Yesterday, the Tennessee Department of Revenue issued Letter Ruling #13-21. In the Letter Ruling, the Department considered the taxability of three distinct transactions.
The first two scenarios involve demonstrations of software. The Ruling concludes that when a taxpayer creates a “virtual lab” for testing and demonstration purposes, whereby it loads full-version software or a trial version of that software (for which it has a license) either on it OR its customer’s hardware, any charge relating to the same is not subject to Tennessee sales and use tax. The key factor in both of these instances was that there was no actual transfer of any license to use the software, and that a transfer of the same would be necessary to create a taxable sale. Moreover, the Ruling provides that creating a “virtual lab” under either of these scenarios would not fall within any definition of a taxable service.
This Ruling is most notable, perhaps, for its conclusion involving a third scenario—the sale of digital back up services.
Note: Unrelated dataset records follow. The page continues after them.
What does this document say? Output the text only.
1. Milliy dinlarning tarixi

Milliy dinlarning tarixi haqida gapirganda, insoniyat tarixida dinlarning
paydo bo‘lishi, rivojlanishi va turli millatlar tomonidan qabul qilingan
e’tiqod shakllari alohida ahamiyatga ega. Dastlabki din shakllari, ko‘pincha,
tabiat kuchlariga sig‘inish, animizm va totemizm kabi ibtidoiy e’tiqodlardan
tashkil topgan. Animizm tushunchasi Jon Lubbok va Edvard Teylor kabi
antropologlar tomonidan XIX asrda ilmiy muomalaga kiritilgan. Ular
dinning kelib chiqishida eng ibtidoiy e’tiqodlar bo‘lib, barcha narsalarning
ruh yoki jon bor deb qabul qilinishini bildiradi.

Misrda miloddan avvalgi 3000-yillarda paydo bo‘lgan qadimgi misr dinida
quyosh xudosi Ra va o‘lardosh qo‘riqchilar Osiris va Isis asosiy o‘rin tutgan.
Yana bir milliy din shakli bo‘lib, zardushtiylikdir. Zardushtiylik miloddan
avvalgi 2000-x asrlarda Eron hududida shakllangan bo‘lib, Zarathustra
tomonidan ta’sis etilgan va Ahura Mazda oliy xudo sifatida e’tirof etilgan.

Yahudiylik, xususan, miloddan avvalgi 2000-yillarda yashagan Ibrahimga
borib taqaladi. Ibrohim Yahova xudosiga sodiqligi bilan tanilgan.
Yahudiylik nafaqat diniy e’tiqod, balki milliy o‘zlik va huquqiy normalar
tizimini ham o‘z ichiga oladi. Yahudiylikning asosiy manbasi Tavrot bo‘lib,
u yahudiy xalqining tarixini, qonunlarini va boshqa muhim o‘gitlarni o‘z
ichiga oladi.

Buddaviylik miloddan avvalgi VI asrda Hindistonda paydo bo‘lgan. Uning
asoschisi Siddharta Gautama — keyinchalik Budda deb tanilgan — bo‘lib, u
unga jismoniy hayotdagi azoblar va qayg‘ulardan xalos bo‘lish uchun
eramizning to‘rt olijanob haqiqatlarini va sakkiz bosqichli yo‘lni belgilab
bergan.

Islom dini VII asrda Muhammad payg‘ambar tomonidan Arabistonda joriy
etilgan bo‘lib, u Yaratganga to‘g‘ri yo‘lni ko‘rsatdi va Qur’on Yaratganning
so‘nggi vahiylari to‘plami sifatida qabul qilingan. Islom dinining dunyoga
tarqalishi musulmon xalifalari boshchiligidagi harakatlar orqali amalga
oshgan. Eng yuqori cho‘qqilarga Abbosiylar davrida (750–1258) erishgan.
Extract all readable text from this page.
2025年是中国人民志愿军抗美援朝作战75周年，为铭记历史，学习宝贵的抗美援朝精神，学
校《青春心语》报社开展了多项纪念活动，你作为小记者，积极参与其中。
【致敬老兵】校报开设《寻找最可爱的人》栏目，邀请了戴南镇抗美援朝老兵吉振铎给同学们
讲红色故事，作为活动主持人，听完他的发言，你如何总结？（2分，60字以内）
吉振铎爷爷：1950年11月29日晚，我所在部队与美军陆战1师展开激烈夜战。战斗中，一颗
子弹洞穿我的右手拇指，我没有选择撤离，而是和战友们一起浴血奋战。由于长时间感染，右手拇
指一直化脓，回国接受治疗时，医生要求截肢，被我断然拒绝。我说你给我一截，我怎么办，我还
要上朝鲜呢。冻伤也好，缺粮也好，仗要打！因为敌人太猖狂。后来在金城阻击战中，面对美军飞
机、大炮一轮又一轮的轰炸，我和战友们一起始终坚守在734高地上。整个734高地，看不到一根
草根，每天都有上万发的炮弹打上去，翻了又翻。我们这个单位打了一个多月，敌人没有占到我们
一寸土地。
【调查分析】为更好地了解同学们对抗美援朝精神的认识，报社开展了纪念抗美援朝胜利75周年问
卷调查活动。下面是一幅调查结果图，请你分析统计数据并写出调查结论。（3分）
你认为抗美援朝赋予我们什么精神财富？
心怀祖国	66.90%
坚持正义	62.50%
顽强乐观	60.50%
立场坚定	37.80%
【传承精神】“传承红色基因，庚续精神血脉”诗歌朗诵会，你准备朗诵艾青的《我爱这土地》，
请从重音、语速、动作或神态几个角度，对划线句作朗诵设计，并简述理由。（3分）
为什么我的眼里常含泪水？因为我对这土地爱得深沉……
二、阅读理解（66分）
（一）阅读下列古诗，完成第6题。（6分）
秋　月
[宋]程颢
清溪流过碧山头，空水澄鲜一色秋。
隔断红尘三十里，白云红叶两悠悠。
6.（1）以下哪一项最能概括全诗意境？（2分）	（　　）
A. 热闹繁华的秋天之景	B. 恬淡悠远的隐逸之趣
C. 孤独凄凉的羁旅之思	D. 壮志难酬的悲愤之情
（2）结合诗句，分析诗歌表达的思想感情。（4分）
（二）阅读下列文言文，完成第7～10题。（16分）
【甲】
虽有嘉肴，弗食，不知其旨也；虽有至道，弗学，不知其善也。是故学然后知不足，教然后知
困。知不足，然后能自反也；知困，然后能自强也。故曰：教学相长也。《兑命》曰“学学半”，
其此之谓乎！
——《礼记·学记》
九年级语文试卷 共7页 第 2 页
Here, the taxpayer backs up the customer’s data to the taxpayer’s servers—and, as the Ruling notes—it does so by creating a copy (digital) that it will provide to the customer upon request.
Tennessee has not been a state to shy away from the consideration of the taxability of electronic and cloud-based services (e.g., electronic data backup, which might be characterized as “cloud computing”). In a series of prior guidance, the Department has maintained a consistent position that access to data or software or charge for storage or retrieval of the same is not taxable:
-Fee for access to software = not taxable.
-Charge for data storage and retrieval = not taxable.
-Fee for access to software housed outside of Tennessee = not taxable.
The reasons? No transfer of title, control or possession of the software, which is required under Tennessee’s sales tax laws. Letter Ruling #13-21 re-affirms this conclusion, providing that data backup does not involve the transfer or possession of title and that data backup is not a taxable service. Thus, taxpayers questioning the taxability of their cloud-based products or software services to Tennessee customers have yet another source for guidance: the key, it seems, is a transfer title or possession of TPP. Without this, and barring the provision of an enumerated, taxable service, the outlook for cloud taxability questions remains clear.